OK. Do you hate this guy, yet?
The post provides the backstory to this week’s brouhaha in which Pratt dumped this senior cat via Twitter:
Anyone in the LA area want a cat? Full disclosure, she’s old and prone to accidents. So sweet though.”
Cat lovers were justifiably upset that a poor senior cat would be disposed of via a 140-character message on the web, and bombarded the unapologetic cat hater’s blog with disparaging comments.
Pratt responded on his blog (in a post that has since been deleted) to his critics:
To those of you somehow hung up on the notion that I kicked the walker out from underneath our cat and threw her into the streets, first of all, cats don’t use walkers, so that’s a ridiculous notion. Secondly… I found my aging cat a god damn loving home! Ease up with the death threats for heaven’s sake!
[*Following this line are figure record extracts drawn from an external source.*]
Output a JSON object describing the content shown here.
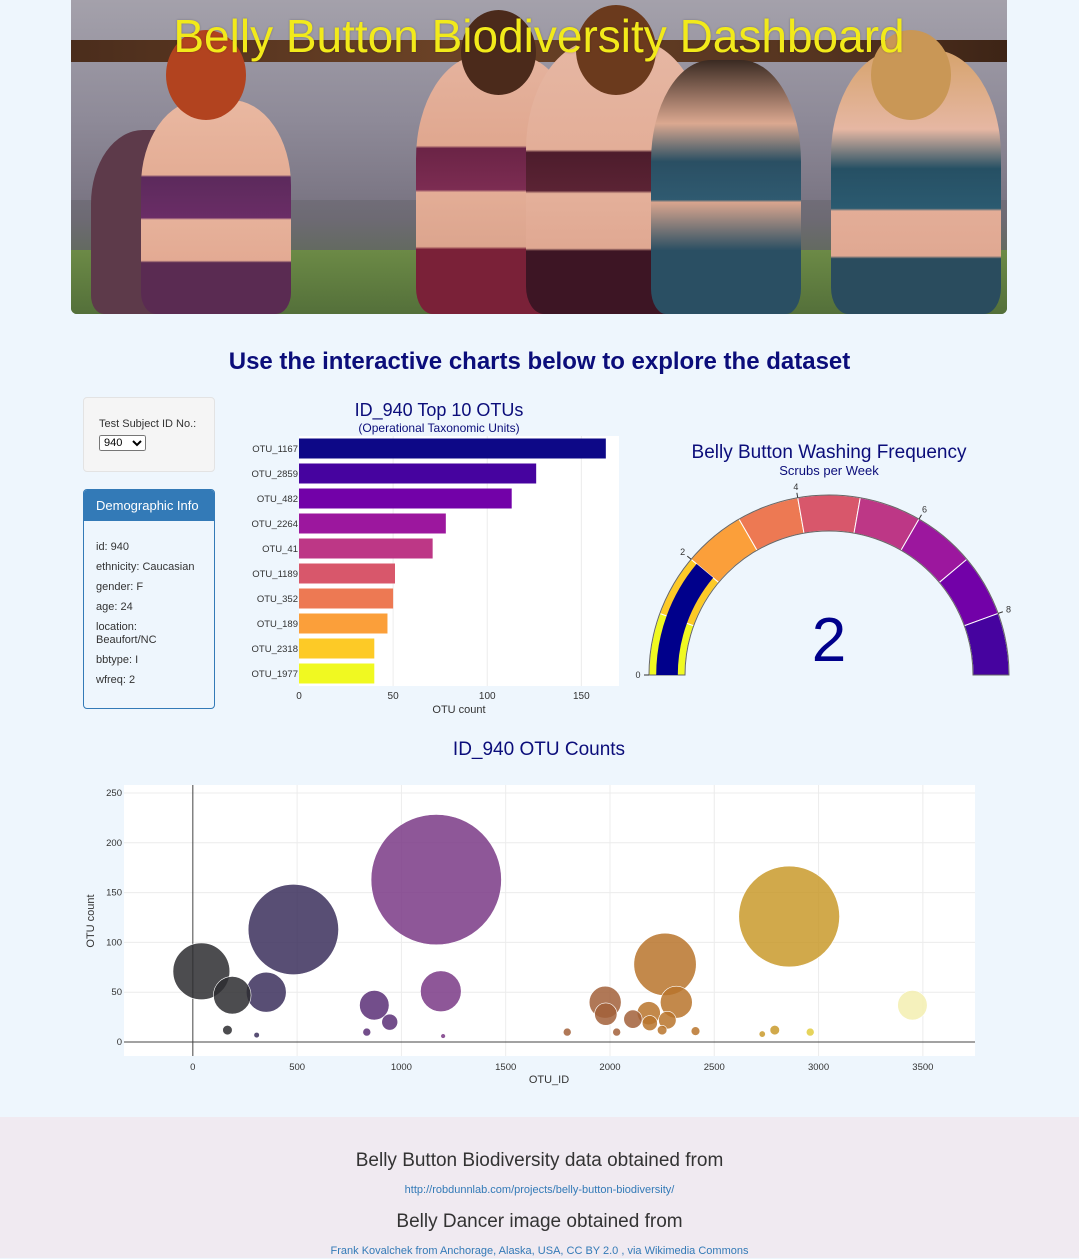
{
  "header": {
    "title": "Belly Button Biodiversity Dashboard"
  },
  "subtitle": "Use the interactive charts below to explore the dataset",
  "selector": {
    "label": "Test Subject ID No.:",
    "selected": "940"
  },
  "demographics": {
    "title": "Demographic Info",
    "rows": [
      "id: 940",
      "ethnicity: Caucasian",
      "gender: F",
      "age: 24",
      "location: Beaufort/NC",
      "bbtype: I",
      "wfreq: 2"
    ]
  },
  "colors": {
    "accent": "#337ab7",
    "title_navy": "#0b0d7a",
    "hero_title": "#f2ea1a",
    "page_bg": "#eef6fd",
    "footer_bg": "#f0eaf1"
  },
  "chart_data": [
    {
      "type": "bar",
      "orientation": "horizontal",
      "title": "ID_940 Top 10 OTUs",
      "subtitle": "(Operational Taxonomic Units)",
      "xlabel": "OTU count",
      "ylabel": "",
      "xlim": [
        0,
        170
      ],
      "xticks": [
        0,
        50,
        100,
        150
      ],
      "categories": [
        "OTU_1167",
        "OTU_2859",
        "OTU_482",
        "OTU_2264",
        "OTU_41",
        "OTU_1189",
        "OTU_352",
        "OTU_189",
        "OTU_2318",
        "OTU_1977"
      ],
      "values": [
        163,
        126,
        113,
        78,
        71,
        51,
        50,
        47,
        40,
        40
      ],
      "colors": [
        "#0d0887",
        "#46039f",
        "#7201a8",
        "#9c179e",
        "#bd3786",
        "#d8576b",
        "#ed7953",
        "#fb9f3a",
        "#fdca26",
        "#f0f921"
      ]
    },
    {
      "type": "gauge",
      "title": "Belly Button Washing Frequency",
      "subtitle": "Scrubs per Week",
      "value": 2,
      "range": [
        0,
        9
      ],
      "ticks": [
        0,
        2,
        4,
        6,
        8
      ],
      "steps": [
        {
          "range": [
            0,
            1
          ],
          "color": "#f0f921"
        },
        {
          "range": [
            1,
            2
          ],
          "color": "#fdca26"
        },
        {
          "range": [
            2,
            3
          ],
          "color": "#fb9f3a"
        },
        {
          "range": [
            3,
            4
          ],
          "color": "#ed7953"
        },
        {
          "range": [
            4,
            5
          ],
          "color": "#d8576b"
        },
        {
          "range": [
            5,
            6
          ],
          "color": "#bd3786"
        },
        {
          "range": [
            6,
            7
          ],
          "color": "#9c179e"
        },
        {
          "range": [
            7,
            8
          ],
          "color": "#7201a8"
        },
        {
          "range": [
            8,
            9
          ],
          "color": "#46039f"
        }
      ],
      "bar_color": "#00008b"
    },
    {
      "type": "scatter",
      "title": "ID_940 OTU Counts",
      "xlabel": "OTU_ID",
      "ylabel": "OTU count",
      "xlim": [
        -330,
        3750
      ],
      "ylim": [
        -14,
        258
      ],
      "xticks": [
        0,
        500,
        1000,
        1500,
        2000,
        2500,
        3000,
        3500
      ],
      "yticks": [
        0,
        50,
        100,
        150,
        200,
        250
      ],
      "grid": true,
      "points": [
        {
          "x": 41,
          "y": 71
        },
        {
          "x": 189,
          "y": 47
        },
        {
          "x": 352,
          "y": 50
        },
        {
          "x": 482,
          "y": 113
        },
        {
          "x": 1167,
          "y": 163
        },
        {
          "x": 1189,
          "y": 51
        },
        {
          "x": 870,
          "y": 37
        },
        {
          "x": 944,
          "y": 20
        },
        {
          "x": 166,
          "y": 12
        },
        {
          "x": 306,
          "y": 7
        },
        {
          "x": 834,
          "y": 10
        },
        {
          "x": 1200,
          "y": 6
        },
        {
          "x": 1795,
          "y": 10
        },
        {
          "x": 1977,
          "y": 40
        },
        {
          "x": 1980,
          "y": 28
        },
        {
          "x": 2032,
          "y": 10
        },
        {
          "x": 2110,
          "y": 23
        },
        {
          "x": 2186,
          "y": 29
        },
        {
          "x": 2191,
          "y": 19
        },
        {
          "x": 2264,
          "y": 78
        },
        {
          "x": 2275,
          "y": 22
        },
        {
          "x": 2318,
          "y": 40
        },
        {
          "x": 2250,
          "y": 12
        },
        {
          "x": 2410,
          "y": 11
        },
        {
          "x": 2859,
          "y": 126
        },
        {
          "x": 2730,
          "y": 8
        },
        {
          "x": 2790,
          "y": 12
        },
        {
          "x": 2960,
          "y": 10
        },
        {
          "x": 3450,
          "y": 37
        }
      ]
    }
  ],
  "footer": {
    "data_credit": "Belly Button Biodiversity data obtained from",
    "data_link": "http://robdunnlab.com/projects/belly-button-biodiversity/",
    "image_credit": "Belly Dancer image obtained from",
    "image_link": "Frank Kovalchek from Anchorage, Alaska, USA, CC BY 2.0 , via Wikimedia Commons"
  }
}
Bottom line, and not that this is any of your f–ing business weirdos, but my wife and I want to start a family and we ABSOLUTELY CANNOT have an animal that sh*ts all over the house. Sorry. If you are a parent you will understand. And if not, that probably explains why you have such a hard on for cats. Just sayin’.
So please! Stop with the harassing tweets! That sh*t affects me. I’m human. I don’t like being told that I should be “put on an ice floe when I get old and incontinent. ‘Sh-tbird’ or being called a ‘douche.’
Bottom line is, poor Bella is much better off in a home where her master is not plotting her murder. Pratt should take a break from the superficiality of Hollywood and enroll in a Learning Annex course in Compassion so that he can raise his spawn to respect all animals and people, even those in their golden years.
You’re a self-absorbed ass, Mr Pratt. And karma’s a bitch.
I hope that when that day comes that you are kicked to the curb, you reflect for a moment on how you might have treated Bella just a little bit better.